Monday, February 10: Celebrate the Staten Island Ferry’s centennial with this exhibit at the Staten Island Museum, commemorating the peaceful and FREE rides of the past 100 years.
Tuesday, February 11: Register for a free presentation by Barry Benepe, the co-founder of New York City’s Greenmarket program. He will discuss the history and development of several iconic open air farmers markets in and around Greenwich Village.
Wednesday, February 12: Graffiti 101 at the Museum of the City of New York takes a look at NYC street art in the 1970s and 1980s.
Thursday, February 13: Join Agora Gallery in Chelsea for the opening reception of Art From the Heart, an evening of dashing exhibits in which 10% of Agora’s proceeds from the sale of artwork will be donated to The Children’s Heart Foundation. The Center for Architecture presents Considering the Quake: Seismic Design on the Edge, which explores the elegant, and oftentimes elusive intersection between the aesthetics of architectural form and the technicality of structural design, through the lens of earthquake engineering. Finally, here’s your invite to Celebrating Dominican Folkloric Music at City College of New York, presented by Yván Dominguez, a look at the development and influence of Dominican cultural music in and around Washington Heights.
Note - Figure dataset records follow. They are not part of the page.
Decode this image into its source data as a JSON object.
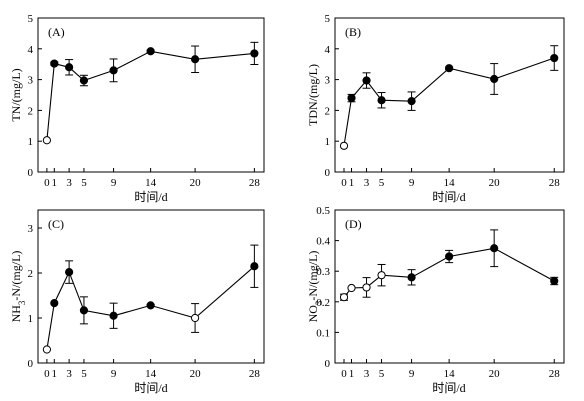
{
  "chart_data": [
    {
      "type": "line",
      "panel_label": "(A)",
      "xlabel": "时间/d",
      "ylabel": "TN/(mg/L)",
      "ylim": [
        0,
        5
      ],
      "yticks": [
        "0",
        "1",
        "2",
        "3",
        "4",
        "5"
      ],
      "xticks": [
        "0",
        "1",
        "3",
        "5",
        "9",
        "14",
        "20",
        "28"
      ],
      "points": [
        {
          "x": 0,
          "y": 1.03,
          "err": 0.0,
          "open": true
        },
        {
          "x": 1,
          "y": 3.52,
          "err": 0.05,
          "open": false
        },
        {
          "x": 3,
          "y": 3.4,
          "err": 0.25,
          "open": false
        },
        {
          "x": 5,
          "y": 2.97,
          "err": 0.17,
          "open": false
        },
        {
          "x": 9,
          "y": 3.3,
          "err": 0.37,
          "open": false
        },
        {
          "x": 14,
          "y": 3.92,
          "err": 0.04,
          "open": false
        },
        {
          "x": 20,
          "y": 3.66,
          "err": 0.43,
          "open": false
        },
        {
          "x": 28,
          "y": 3.85,
          "err": 0.36,
          "open": false
        }
      ]
    },
    {
      "type": "line",
      "panel_label": "(B)",
      "xlabel": "时间/d",
      "ylabel": "TDN/(mg/L)",
      "ylim": [
        0,
        5
      ],
      "yticks": [
        "0",
        "1",
        "2",
        "3",
        "4",
        "5"
      ],
      "xticks": [
        "0",
        "1",
        "3",
        "5",
        "9",
        "14",
        "20",
        "28"
      ],
      "points": [
        {
          "x": 0,
          "y": 0.85,
          "err": 0.0,
          "open": true
        },
        {
          "x": 1,
          "y": 2.4,
          "err": 0.12,
          "open": false
        },
        {
          "x": 3,
          "y": 2.97,
          "err": 0.25,
          "open": false
        },
        {
          "x": 5,
          "y": 2.33,
          "err": 0.25,
          "open": false
        },
        {
          "x": 9,
          "y": 2.3,
          "err": 0.3,
          "open": false
        },
        {
          "x": 14,
          "y": 3.37,
          "err": 0.04,
          "open": false
        },
        {
          "x": 20,
          "y": 3.02,
          "err": 0.5,
          "open": false
        },
        {
          "x": 28,
          "y": 3.7,
          "err": 0.4,
          "open": false
        }
      ]
    },
    {
      "type": "line",
      "panel_label": "(C)",
      "xlabel": "时间/d",
      "ylabel_main": "NH",
      "ylabel_sub": "3",
      "ylabel_rest": "-N/(mg/L)",
      "ylim": [
        0,
        3.4
      ],
      "yticks": [
        "0",
        "1",
        "2",
        "3"
      ],
      "xticks": [
        "0",
        "1",
        "3",
        "5",
        "9",
        "14",
        "20",
        "28"
      ],
      "points": [
        {
          "x": 0,
          "y": 0.3,
          "err": 0.0,
          "open": true
        },
        {
          "x": 1,
          "y": 1.33,
          "err": 0.0,
          "open": false
        },
        {
          "x": 3,
          "y": 2.02,
          "err": 0.25,
          "open": false
        },
        {
          "x": 5,
          "y": 1.17,
          "err": 0.3,
          "open": false
        },
        {
          "x": 9,
          "y": 1.05,
          "err": 0.28,
          "open": false
        },
        {
          "x": 14,
          "y": 1.28,
          "err": 0.02,
          "open": false
        },
        {
          "x": 20,
          "y": 1.0,
          "err": 0.32,
          "open": true
        },
        {
          "x": 28,
          "y": 2.15,
          "err": 0.47,
          "open": false
        }
      ]
    },
    {
      "type": "line",
      "panel_label": "(D)",
      "xlabel": "时间/d",
      "ylabel_main": "NO",
      "ylabel_sub": "3",
      "ylabel_rest": "-N/(mg/L)",
      "ylim": [
        0,
        0.5
      ],
      "yticks": [
        "0",
        "0.1",
        "0.2",
        "0.3",
        "0.4",
        "0.5"
      ],
      "xticks": [
        "0",
        "1",
        "3",
        "5",
        "9",
        "14",
        "20",
        "28"
      ],
      "points": [
        {
          "x": 0,
          "y": 0.215,
          "err": 0.01,
          "open": true
        },
        {
          "x": 1,
          "y": 0.245,
          "err": 0.0,
          "open": true
        },
        {
          "x": 3,
          "y": 0.247,
          "err": 0.032,
          "open": true
        },
        {
          "x": 5,
          "y": 0.287,
          "err": 0.035,
          "open": true
        },
        {
          "x": 9,
          "y": 0.28,
          "err": 0.025,
          "open": false
        },
        {
          "x": 14,
          "y": 0.348,
          "err": 0.02,
          "open": false
        },
        {
          "x": 20,
          "y": 0.375,
          "err": 0.06,
          "open": false
        },
        {
          "x": 28,
          "y": 0.268,
          "err": 0.012,
          "open": false
        }
      ]
    }
  ]
}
Friday, February 14: (Valentine’s Day!) The Poetry Brothel presents Between the Sheets: a most intimate encounter between the sheets with the poet of your choosing. Let the warmth of a poem wash this winter away. Here’s what the Poetry Brothel is all about.
Saturday, February 15: Museum of the City of New York kicks off their I ♥ City Museum Weekend, with tons of events including: In Love in New York: From Wharton & Whitman to Craigslist readings, Gilded New York printmaking classes, and much much more. Here is the full lineup.
Sunday, February 16: Radical Presence: Black Performance in Contemporary Art is an ongoing exhibition at the Studio Museum in Harlem that chronicles the emergence and development of black performance art over three generations, presenting a rich and complex look at this important facet of contemporary art. The exhibition comprises more than 100 works by some 36 artists.